Viele Unternehmen haben eine Ertragsausfallversicherung bzw. Betriebsunterbrechungsversicherung abgeschlossen. Soweit diese Versicherung eine Deckungserweiterung für Betriebsschließungen enthält, ist unbedingt zu prüfen, ob für eine durch den Corona-Virus bedingte Betriebsschließung ein Leistungsanspruch besteht. Eine pauschale Aussage kann an dieser Stelle zwar nicht gemacht werden, da die den Verträgen zugrunde liegenden Versicherungsbedingungen nicht einheitlich formuliert sind und von Versicherungsunternehmen zu Versicherungsunternehmen voneinander abweichen. Eine eingehende rechtliche Prüfung des Versicherungsvertrages ist daher im Einzelfall unumgänglich.
Grundsätzlich gilt Folgendes:
Soweit der Versicherungsvertrag Versicherungsschutz auch gegen Schäden aufgrund behördlicher Anordnungen nach dem Infektionsschutzgesetz und eine damit verbundene Betriebsschließung gewährt, besteht unserer Auffassung nach grundsätzlich eine Eintrittspflicht des Versicherers.

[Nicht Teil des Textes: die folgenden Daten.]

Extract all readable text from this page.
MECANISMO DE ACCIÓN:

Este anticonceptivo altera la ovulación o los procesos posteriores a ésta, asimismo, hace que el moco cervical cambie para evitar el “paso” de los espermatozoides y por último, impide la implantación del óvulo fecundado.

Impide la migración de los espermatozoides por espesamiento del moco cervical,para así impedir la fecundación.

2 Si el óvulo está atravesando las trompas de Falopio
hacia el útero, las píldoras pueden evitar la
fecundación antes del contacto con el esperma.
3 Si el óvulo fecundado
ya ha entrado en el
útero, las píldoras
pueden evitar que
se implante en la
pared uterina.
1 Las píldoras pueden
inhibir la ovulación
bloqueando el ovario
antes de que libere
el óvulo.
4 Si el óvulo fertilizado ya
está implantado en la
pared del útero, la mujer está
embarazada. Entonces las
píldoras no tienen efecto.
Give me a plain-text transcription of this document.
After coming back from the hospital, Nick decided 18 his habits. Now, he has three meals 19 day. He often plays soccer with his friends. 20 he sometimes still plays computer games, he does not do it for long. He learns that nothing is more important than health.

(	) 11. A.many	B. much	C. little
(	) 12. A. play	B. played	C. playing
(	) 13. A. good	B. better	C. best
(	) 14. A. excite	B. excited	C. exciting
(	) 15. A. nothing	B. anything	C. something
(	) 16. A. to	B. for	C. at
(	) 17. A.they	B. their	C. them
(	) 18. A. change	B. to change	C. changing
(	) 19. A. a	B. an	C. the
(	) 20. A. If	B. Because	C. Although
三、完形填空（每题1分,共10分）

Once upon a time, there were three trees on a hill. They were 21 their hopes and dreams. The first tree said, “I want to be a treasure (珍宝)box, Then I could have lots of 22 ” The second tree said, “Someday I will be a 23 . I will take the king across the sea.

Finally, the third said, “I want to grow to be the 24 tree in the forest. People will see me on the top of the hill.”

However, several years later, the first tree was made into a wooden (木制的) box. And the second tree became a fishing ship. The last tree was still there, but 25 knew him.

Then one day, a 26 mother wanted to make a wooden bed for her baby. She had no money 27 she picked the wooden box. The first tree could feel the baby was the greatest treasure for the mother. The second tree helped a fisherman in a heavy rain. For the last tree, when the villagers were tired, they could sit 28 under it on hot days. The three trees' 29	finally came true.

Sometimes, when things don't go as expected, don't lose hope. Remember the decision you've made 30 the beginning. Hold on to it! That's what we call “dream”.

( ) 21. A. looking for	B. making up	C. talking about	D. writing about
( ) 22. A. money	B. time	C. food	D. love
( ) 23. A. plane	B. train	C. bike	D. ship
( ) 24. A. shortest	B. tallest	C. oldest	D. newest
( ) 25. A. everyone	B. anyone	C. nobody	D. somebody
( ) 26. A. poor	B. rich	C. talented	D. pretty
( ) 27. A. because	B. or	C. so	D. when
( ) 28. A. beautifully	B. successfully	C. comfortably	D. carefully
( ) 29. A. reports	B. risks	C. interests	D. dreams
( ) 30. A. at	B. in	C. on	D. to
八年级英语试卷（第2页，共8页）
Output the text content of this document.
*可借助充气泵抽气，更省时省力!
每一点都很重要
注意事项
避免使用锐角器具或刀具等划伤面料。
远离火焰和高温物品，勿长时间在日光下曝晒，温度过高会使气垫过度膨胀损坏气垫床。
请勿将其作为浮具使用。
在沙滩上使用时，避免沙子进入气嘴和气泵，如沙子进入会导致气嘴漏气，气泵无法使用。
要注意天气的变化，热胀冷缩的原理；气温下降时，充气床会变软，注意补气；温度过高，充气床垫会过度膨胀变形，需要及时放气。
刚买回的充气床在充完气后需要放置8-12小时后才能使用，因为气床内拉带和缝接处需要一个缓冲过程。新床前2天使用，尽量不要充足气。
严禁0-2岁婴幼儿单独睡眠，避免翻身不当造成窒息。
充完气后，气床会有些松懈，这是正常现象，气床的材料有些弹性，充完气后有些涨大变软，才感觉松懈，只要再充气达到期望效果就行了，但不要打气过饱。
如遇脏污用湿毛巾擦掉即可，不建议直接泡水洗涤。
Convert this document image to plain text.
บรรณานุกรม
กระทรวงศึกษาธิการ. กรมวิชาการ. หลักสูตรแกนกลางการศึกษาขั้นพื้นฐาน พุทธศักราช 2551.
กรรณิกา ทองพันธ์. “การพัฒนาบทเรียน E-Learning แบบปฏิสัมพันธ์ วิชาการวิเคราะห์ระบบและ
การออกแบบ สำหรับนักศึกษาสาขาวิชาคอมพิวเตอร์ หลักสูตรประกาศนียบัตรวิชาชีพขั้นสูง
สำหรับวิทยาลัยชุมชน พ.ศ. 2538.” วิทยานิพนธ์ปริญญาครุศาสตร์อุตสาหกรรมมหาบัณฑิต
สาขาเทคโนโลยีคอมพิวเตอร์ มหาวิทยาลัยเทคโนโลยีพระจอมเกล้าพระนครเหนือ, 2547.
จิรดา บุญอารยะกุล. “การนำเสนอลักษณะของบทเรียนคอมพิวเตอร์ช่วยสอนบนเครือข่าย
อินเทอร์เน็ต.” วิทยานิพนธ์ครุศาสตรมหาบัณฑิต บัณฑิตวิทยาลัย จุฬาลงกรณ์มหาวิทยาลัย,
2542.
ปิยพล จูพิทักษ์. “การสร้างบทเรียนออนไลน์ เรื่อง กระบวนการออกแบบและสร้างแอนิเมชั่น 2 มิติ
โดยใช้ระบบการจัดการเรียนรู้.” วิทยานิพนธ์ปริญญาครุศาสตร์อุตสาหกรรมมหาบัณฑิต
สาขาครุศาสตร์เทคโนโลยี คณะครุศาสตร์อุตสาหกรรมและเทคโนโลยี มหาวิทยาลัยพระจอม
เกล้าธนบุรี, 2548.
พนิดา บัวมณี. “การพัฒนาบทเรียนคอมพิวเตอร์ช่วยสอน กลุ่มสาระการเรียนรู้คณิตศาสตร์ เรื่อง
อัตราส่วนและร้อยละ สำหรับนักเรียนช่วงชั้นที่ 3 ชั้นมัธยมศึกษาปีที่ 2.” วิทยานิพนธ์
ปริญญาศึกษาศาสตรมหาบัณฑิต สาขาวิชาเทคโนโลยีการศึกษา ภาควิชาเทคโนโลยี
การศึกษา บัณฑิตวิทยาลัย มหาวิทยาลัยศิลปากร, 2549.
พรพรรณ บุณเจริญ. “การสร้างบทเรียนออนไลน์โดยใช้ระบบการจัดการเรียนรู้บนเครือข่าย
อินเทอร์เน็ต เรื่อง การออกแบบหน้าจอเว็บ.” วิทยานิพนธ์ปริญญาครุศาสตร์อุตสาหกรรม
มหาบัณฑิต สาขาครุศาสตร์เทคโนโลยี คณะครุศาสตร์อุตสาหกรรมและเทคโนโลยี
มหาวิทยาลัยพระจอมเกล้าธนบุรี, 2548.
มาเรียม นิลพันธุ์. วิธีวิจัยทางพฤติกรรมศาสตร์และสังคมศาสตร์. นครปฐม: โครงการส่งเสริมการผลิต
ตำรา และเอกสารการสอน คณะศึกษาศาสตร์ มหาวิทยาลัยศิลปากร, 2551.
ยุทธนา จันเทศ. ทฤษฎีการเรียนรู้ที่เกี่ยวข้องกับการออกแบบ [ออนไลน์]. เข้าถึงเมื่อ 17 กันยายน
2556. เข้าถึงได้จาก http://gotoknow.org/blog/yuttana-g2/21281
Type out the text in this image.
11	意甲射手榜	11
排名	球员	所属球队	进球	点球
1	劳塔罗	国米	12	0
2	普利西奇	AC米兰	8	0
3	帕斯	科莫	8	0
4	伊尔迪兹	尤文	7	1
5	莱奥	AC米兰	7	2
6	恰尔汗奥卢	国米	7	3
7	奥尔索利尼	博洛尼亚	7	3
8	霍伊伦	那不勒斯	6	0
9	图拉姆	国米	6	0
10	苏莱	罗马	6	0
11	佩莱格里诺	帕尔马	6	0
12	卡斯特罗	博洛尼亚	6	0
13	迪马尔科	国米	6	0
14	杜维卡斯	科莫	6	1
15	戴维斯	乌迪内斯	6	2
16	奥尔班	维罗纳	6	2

Erste Erfahrungen haben jedoch gezeigt, dass die Versicherungsunternehmen angesichts des derzeit noch nicht absehbaren immensen Schadensaufkommens versuchen, eine Leistungspflicht vollständig abzulehnen bzw. im vermeintlichen Kundeninteresse anbieten, eine (geringe) Kulanzzahlung zu leisten. Begründet wird dies damit, dass das die Lungenkrankheit Covid-19 auslösende Corona-Virus in den Versicherungsbedingungen nicht explizit erwähnt sei.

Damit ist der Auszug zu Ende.